Different, but related: How do you suggest we add a microsecond exact delay loop using this code?

Finally - indeed, the cork hasn't only been popped, the contents have already been consumed! Again - congrats and thanks for an interesting journey.

ghaerr commented 3 months ago

I'm suggesting you boot the enclosed TLVC image in your QEMU version without the new options. It should deliver erratic results.

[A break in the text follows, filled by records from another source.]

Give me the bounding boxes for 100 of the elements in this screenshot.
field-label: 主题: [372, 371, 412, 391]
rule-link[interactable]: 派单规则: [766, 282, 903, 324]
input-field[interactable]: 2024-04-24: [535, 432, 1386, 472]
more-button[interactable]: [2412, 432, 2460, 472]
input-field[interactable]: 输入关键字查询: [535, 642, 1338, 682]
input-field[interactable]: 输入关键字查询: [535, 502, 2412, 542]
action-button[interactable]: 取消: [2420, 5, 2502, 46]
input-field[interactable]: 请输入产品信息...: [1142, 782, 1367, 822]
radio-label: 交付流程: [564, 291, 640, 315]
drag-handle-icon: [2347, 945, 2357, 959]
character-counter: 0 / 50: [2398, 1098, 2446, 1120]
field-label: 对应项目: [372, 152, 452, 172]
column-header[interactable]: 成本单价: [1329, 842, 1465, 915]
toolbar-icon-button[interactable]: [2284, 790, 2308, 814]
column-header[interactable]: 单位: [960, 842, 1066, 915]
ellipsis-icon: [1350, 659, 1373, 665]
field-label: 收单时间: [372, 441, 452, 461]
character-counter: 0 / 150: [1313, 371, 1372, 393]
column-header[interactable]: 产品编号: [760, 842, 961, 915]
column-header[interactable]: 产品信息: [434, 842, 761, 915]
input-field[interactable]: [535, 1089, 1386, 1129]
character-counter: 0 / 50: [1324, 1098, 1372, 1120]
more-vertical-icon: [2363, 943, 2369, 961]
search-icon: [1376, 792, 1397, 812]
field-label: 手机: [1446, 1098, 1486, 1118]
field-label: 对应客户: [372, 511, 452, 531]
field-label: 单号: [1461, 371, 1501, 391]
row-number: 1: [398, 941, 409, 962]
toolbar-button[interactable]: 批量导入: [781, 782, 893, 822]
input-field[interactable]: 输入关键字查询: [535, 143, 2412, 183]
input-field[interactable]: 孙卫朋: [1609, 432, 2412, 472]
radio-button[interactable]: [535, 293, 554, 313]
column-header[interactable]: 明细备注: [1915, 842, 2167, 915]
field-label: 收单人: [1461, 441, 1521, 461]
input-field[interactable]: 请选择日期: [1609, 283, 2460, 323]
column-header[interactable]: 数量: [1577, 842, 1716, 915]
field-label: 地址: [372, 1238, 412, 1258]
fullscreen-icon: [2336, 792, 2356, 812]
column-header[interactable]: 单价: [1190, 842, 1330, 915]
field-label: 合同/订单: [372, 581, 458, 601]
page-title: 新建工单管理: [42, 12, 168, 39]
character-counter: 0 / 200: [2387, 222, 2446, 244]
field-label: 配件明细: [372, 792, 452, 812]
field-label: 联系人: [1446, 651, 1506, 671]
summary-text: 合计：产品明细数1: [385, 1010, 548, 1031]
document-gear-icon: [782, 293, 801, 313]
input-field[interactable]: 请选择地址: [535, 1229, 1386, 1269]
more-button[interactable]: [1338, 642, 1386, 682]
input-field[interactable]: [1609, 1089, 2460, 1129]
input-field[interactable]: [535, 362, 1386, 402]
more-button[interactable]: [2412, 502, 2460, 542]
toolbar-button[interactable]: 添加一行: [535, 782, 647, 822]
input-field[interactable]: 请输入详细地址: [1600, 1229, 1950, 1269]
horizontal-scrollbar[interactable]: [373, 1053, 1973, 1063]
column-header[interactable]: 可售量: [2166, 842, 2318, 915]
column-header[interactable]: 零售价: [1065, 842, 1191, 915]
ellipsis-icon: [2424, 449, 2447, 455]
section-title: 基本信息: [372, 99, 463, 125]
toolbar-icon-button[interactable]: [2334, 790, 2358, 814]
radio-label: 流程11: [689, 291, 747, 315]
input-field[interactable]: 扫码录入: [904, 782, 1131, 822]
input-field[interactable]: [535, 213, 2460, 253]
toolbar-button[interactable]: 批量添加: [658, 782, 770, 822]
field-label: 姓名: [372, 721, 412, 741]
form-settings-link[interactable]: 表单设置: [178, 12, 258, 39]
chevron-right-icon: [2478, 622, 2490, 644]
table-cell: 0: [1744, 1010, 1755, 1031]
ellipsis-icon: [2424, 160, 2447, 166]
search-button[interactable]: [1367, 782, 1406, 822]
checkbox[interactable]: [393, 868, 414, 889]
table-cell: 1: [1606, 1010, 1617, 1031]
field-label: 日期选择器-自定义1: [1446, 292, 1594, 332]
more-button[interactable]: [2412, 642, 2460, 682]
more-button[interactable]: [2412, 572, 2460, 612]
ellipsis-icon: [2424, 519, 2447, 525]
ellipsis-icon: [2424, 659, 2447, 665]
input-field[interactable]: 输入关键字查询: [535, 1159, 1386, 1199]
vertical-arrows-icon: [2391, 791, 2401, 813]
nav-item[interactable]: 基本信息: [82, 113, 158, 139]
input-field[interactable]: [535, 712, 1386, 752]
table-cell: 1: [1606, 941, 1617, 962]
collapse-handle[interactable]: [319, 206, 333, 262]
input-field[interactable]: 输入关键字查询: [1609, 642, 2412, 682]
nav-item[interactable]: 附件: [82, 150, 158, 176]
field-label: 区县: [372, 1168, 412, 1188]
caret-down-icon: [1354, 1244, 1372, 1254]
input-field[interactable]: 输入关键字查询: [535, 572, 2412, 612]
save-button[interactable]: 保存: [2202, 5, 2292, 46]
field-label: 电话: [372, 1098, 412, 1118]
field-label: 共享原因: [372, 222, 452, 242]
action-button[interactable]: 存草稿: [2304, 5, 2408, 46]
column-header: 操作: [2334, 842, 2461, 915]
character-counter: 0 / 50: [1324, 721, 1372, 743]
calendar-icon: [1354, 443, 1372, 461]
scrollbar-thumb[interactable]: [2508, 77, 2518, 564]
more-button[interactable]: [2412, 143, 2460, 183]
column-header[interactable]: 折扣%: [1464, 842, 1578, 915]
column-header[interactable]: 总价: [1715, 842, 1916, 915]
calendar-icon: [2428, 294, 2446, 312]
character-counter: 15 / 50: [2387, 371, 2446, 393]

If not, there is still a rabbit at large.

I'm not quite sure what this is testing, but here are the results without the HVF option:

hptimer 10000: 959.510us (1145)
hptimer 1000: 185.198us (221)
hptimer 100: 11.732us (14)

hptimer 10000: 722.356us (862)
hptimer 1000: 138.270us (165)
hptimer 100: 15.922us (19)

hptimer 10000: 1.935ms (2310)
hptimer 1000: 147.488us (176)
hptimer 100: 20.112us (24)

The 10000 timer seems erratic, the others not.

Running with the HVF option:

hptimer 10000: 42.096ms (50235)
hptimer 1000: 5.674ms (6771)
hptimer 100: 508.666us (607)

hptimer 10000: 0us (0)
hptimer 1000: 5.205ms (6212)
hptimer 100: 536.320us (640)

hptimer 10000: 0us (0)
hptimer 1000: 7.262ms (8667)
hptimer 100: 739.116us (882)

These seem less erratic, but obviously the 10000 test is overflowing the 59660 limit.

I do, however, suggest you upgrade to a more recent version

I'm looking at doing that using homebrew but have found various statements from people finding QEMU not working at all after an update. Combined with not knowing what version I'll be getting and Catalina not supported anymore by homebrew, I may just leave well enough alone for the time being 🤷‍♂️.

How do you suggest we add a microsecond exact delay loop using this code?

Getting a true precision delay loop to microsecond accuracy will be hard, given what we've learned with the various huge speed differences between processors, the need to disable interrupts in a driver for accuracy (bad!), and while executing the setup code required for the actual timing.

The idea would be to calculate the number of 8254 PIT countdowns (= 0.838us pdiffs) needed by first dividing the microseconds wanted by 0.838. Then reading the current countdown, taking into account wraps, until the count difference >= pdiffs. Dividing by 0.838 will have to be done as multiplying the microseconds by 1000 first, then dividing by 838. This should be able to be done with a single 16x16=32 multiply and 32/16 divide, but I'm not sure how to take into account the execution of the MUL/DIV instruction timings into the equation, unless the timeout is a constant and can be pre-calculated. I suppose the cycles counts of each the setup instructions could be calculated for 8086/286/386+ and then subtracted from the required microseconds requested based on the running cputype.

What would an accurate delay like this be required for?